Leandro Paredes est le joueur le plus lourdement sanctionné. Le milieu argentin écope de 10 matches de suspension avec sa sélection pour son implication dans les échauffourées qui ont éclaté au terme de la rencontre. Nahuel Molina, également impliqué, est suspendu pour 7 matches.
Les sanctions concernent aussi Thiago Almada et l’Espagnol Gavi, tous deux suspendus pour une rencontre. Roberto Ayala, membre du staff argentin, devra pour sa part observer trois matches de suspension.
Les incidents avaient notamment débuté après un geste de Molina envers Rodri. La situation s’était ensuite envenimée avec l’intervention de Paredes, impliqué dans une altercation avec plusieurs joueurs espagnols, dont Eric Garcia et Gavi. Le sélectionneur espagnol Luis de la Fuente avait alors qualifié le comportement de certains Argentins d’« inadmissible ».

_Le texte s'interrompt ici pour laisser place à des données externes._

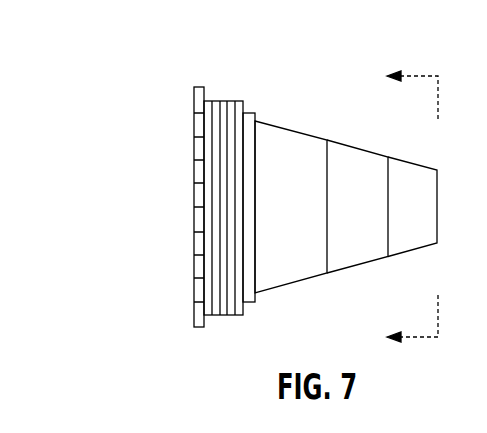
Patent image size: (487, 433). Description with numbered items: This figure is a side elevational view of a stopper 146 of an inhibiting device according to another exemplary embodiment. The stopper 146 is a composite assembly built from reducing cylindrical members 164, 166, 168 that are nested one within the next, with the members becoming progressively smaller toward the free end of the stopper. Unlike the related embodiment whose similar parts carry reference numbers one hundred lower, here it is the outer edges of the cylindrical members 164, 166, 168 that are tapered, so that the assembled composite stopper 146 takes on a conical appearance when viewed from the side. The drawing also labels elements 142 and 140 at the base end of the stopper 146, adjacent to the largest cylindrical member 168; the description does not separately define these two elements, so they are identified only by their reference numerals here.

La FIFA a également diffusé des images captées par la caméra portée par l’arbitre de la finale, Slavko Vincic. On y voit ce dernier demander à Lionel Messi d’intervenir pour calmer Paredes, déjà averti. « Messi, contrôle Paredes. Contrôle-le ! Je ne veux pas l’expulser, il a déjà reçu un carton jaune », lui a lancé l’arbitre.
Argentine paie cher les incidents
La Fédération argentine de football (AFA) n’échappe pas non plus aux sanctions. Elle devra s’acquitter d’une amende de 321 000 dollars, dont une partie avec sursis, notamment pour l’utilisation d’un événement sportif à des fins de manifestations non sportives. La FIFA fait notamment référence à une banderole brandie par les joueurs argentins après leur victoire contre l’Angleterre en demi-finale, proclamant que « les Malouines sont argentines ».
Enfin, l’Argentine devra disputer ses deux prochains matches à domicile devant une jauge limitée à 50 %. L’une de ces deux sanctions est toutefois assortie d’un sursis.
Après les incidents ayant suivi la finale, la FIFA a donc décidé de frapper fort. Le revers sportif face à l’Espagne est désormais accompagné d’une lourde addition disciplinaire pour l’Albiceleste.